Disease-specific mAb therapy has brought significant advances to cancer treatment, but it also has affected the incidence of VOD/SOS. Of these mAb agents, 3 have been linked to an increased incidence of the condition, whereas bevacizumab may have a protective effect against VOD/SOS. The risk for VOD/SOS is greatest when GO or INO is used before or following HSCT. The toxicity associated with GO and INO is likely a result of the hepatic uptake of the antitumor agent calicheamicin, not of the mAb itself.82 Providers should conduct meticulous risk assessments and thorough examinations of the patients receiving these agents, especially as part of investigative combination chemotherapy regimens.

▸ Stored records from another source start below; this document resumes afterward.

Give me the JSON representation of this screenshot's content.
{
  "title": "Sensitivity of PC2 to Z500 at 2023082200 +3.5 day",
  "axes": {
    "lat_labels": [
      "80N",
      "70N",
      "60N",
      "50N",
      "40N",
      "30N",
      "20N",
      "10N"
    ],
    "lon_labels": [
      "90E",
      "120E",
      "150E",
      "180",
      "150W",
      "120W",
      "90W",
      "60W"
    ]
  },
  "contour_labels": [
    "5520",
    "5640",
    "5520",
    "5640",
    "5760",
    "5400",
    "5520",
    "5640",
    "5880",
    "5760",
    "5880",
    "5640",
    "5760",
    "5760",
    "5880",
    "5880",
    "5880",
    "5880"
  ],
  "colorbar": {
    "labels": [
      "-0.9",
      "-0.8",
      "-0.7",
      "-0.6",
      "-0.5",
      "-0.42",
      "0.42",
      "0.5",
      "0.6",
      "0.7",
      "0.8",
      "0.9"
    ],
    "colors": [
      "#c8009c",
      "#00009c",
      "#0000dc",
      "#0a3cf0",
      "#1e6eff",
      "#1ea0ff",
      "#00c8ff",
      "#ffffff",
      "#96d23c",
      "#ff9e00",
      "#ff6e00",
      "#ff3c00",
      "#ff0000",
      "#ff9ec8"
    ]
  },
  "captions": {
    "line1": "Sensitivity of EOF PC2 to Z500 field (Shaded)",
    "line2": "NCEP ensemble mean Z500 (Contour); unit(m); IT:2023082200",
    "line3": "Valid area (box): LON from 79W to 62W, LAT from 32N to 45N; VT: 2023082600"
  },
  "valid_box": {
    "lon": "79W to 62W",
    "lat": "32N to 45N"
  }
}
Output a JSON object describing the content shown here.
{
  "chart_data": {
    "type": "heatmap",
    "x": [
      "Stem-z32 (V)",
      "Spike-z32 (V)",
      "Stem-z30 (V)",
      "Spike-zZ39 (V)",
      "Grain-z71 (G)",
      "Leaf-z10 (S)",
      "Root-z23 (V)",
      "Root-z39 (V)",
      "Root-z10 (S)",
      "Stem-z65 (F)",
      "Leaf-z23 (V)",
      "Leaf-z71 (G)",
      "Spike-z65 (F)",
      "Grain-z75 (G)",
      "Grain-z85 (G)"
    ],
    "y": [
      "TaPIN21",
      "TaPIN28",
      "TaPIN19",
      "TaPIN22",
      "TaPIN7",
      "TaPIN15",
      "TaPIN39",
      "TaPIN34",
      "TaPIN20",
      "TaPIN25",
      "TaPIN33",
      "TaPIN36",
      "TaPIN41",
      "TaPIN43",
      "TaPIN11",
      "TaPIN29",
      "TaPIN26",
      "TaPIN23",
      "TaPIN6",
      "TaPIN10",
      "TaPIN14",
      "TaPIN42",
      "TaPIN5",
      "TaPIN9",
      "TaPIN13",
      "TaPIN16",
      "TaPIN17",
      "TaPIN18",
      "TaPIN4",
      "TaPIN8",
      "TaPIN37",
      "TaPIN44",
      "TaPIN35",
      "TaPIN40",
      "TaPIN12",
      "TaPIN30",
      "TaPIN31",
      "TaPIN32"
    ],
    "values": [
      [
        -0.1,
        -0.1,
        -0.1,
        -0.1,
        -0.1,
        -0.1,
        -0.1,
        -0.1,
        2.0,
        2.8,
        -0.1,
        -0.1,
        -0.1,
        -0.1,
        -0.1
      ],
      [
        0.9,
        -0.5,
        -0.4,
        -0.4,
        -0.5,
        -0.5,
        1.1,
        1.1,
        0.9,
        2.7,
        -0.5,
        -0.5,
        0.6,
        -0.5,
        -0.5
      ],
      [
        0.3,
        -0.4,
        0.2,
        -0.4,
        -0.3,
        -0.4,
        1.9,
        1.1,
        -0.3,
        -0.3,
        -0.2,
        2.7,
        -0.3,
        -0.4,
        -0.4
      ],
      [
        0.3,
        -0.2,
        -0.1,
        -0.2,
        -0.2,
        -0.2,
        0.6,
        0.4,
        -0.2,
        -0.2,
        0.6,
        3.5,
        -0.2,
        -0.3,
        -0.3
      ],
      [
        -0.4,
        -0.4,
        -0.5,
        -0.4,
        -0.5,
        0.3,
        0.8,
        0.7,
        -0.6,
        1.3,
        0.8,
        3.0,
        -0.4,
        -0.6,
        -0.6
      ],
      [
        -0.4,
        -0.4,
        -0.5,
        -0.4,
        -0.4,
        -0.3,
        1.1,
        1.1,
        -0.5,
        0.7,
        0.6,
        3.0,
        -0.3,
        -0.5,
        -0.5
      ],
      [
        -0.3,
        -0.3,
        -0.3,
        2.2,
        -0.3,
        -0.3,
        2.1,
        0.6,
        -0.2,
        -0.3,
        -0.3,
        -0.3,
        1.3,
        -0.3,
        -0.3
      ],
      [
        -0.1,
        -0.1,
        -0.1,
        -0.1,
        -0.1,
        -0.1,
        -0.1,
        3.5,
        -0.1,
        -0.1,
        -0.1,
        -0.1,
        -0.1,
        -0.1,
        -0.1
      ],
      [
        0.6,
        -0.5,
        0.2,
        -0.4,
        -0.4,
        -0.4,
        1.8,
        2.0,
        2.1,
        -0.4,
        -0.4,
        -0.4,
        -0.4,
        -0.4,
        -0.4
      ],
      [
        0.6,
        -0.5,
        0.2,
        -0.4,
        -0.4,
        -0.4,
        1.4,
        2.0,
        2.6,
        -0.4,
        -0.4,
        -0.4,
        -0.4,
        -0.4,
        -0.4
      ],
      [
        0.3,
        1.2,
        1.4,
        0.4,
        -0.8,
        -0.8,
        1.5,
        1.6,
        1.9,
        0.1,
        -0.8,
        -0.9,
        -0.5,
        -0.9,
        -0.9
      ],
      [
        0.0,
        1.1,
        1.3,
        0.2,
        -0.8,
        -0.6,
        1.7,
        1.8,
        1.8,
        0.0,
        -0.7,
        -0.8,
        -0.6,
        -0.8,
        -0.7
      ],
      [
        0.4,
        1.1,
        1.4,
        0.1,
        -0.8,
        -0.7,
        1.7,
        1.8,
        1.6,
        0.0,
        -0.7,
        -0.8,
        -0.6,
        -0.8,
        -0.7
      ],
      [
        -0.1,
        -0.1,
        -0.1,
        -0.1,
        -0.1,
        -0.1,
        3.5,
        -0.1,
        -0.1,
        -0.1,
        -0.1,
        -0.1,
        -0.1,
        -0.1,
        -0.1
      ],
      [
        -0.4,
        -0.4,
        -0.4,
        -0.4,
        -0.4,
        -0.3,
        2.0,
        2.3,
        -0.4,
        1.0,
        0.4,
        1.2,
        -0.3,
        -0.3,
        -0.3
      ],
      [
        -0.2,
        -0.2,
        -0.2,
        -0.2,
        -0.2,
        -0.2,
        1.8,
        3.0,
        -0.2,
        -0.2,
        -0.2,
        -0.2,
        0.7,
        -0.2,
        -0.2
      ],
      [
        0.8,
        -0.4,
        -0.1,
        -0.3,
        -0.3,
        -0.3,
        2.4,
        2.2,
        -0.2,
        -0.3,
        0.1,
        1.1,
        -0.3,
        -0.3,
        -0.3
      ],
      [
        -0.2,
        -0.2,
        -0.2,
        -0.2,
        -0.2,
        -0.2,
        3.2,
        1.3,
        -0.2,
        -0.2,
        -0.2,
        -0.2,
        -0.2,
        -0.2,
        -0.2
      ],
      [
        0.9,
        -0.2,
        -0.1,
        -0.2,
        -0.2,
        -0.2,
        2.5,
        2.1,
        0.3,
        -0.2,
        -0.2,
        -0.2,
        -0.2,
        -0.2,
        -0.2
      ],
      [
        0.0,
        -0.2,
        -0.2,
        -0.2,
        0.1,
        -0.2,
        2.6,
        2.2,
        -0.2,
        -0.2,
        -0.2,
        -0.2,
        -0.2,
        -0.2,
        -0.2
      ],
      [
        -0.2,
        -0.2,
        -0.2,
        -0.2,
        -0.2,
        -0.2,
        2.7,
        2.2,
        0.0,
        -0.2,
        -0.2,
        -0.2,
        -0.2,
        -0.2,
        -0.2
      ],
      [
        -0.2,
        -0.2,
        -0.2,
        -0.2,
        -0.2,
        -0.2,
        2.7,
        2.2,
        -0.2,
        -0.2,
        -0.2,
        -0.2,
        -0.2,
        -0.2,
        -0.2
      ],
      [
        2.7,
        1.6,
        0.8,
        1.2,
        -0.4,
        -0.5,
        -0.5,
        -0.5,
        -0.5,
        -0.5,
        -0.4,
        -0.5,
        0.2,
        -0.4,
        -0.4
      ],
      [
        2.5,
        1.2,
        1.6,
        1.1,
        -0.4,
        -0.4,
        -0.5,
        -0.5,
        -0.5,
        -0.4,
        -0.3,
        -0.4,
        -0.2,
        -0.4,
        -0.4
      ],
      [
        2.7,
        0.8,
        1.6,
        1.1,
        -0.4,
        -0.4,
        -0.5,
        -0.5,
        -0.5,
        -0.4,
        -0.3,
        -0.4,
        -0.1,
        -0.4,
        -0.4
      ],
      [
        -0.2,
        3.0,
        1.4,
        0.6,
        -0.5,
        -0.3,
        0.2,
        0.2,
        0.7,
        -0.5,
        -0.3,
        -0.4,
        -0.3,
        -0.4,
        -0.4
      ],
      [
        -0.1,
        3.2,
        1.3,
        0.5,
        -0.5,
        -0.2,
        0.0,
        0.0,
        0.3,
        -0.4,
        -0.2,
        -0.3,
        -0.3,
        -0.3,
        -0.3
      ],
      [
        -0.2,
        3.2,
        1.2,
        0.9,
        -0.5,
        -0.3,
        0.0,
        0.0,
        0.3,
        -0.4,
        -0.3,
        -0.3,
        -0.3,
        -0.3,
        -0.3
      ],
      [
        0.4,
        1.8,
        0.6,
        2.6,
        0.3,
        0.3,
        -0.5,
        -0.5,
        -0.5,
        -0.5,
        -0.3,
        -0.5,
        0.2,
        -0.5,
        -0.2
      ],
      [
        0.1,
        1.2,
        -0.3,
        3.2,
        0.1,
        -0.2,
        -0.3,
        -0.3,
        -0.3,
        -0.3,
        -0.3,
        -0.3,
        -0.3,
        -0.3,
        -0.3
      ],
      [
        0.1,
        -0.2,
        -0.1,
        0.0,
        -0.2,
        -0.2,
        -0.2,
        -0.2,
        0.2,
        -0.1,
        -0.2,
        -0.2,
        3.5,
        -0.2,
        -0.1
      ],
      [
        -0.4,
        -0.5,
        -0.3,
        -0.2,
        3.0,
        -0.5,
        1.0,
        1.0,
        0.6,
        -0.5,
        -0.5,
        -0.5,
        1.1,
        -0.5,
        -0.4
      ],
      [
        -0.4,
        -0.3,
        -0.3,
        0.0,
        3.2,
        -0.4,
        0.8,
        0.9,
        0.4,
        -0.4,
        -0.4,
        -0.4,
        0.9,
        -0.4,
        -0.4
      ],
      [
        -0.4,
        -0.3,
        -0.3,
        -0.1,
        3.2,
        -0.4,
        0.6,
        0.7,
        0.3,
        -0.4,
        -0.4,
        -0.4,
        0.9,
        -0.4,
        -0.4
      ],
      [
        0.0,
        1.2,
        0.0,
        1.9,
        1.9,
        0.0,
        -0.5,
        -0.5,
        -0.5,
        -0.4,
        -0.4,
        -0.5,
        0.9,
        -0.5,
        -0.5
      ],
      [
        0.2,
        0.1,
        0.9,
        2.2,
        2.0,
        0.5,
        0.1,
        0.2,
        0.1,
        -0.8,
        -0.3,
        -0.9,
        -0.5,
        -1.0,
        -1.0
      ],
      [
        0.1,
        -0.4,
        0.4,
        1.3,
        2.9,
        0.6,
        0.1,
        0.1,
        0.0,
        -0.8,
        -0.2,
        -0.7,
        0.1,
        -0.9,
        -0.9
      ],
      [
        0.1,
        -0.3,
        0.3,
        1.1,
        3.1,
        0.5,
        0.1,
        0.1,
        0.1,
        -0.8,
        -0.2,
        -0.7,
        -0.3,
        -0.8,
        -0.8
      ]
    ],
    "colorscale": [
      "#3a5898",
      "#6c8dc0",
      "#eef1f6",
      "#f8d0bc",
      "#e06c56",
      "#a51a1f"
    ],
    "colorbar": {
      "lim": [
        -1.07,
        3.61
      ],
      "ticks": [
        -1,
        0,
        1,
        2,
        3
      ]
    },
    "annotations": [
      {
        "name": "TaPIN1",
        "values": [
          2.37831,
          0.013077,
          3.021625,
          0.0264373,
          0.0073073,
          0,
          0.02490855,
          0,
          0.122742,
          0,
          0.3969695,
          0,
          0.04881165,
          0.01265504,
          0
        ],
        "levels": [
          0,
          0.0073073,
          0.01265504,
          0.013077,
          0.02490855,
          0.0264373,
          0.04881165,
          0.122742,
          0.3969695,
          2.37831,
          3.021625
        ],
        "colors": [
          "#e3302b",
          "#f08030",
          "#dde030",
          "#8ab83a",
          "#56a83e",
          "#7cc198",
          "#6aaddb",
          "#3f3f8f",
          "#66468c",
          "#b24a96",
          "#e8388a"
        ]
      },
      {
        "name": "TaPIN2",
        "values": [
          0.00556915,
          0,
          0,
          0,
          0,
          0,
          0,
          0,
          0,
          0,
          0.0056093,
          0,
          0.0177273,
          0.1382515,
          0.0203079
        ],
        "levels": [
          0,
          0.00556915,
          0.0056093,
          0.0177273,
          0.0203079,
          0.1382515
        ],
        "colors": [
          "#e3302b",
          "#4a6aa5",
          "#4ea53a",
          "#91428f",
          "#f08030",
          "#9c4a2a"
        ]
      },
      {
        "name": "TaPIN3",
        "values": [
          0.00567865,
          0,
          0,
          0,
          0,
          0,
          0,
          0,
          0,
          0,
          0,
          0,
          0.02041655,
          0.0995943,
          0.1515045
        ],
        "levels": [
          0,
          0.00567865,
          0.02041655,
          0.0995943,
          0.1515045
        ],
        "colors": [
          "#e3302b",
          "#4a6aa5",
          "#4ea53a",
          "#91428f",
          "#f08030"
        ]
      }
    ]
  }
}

Information regarding VOD/SOS has evolved sig-nificantly over the last several decades, as have our current treatment modalities. Careful attention needs to be focused on the potential positive and negative effects of the changing treatment landscape for cancer, including the incidence of VOD/SOS in high-risk patients.
The authors have no relevant financial disclosures.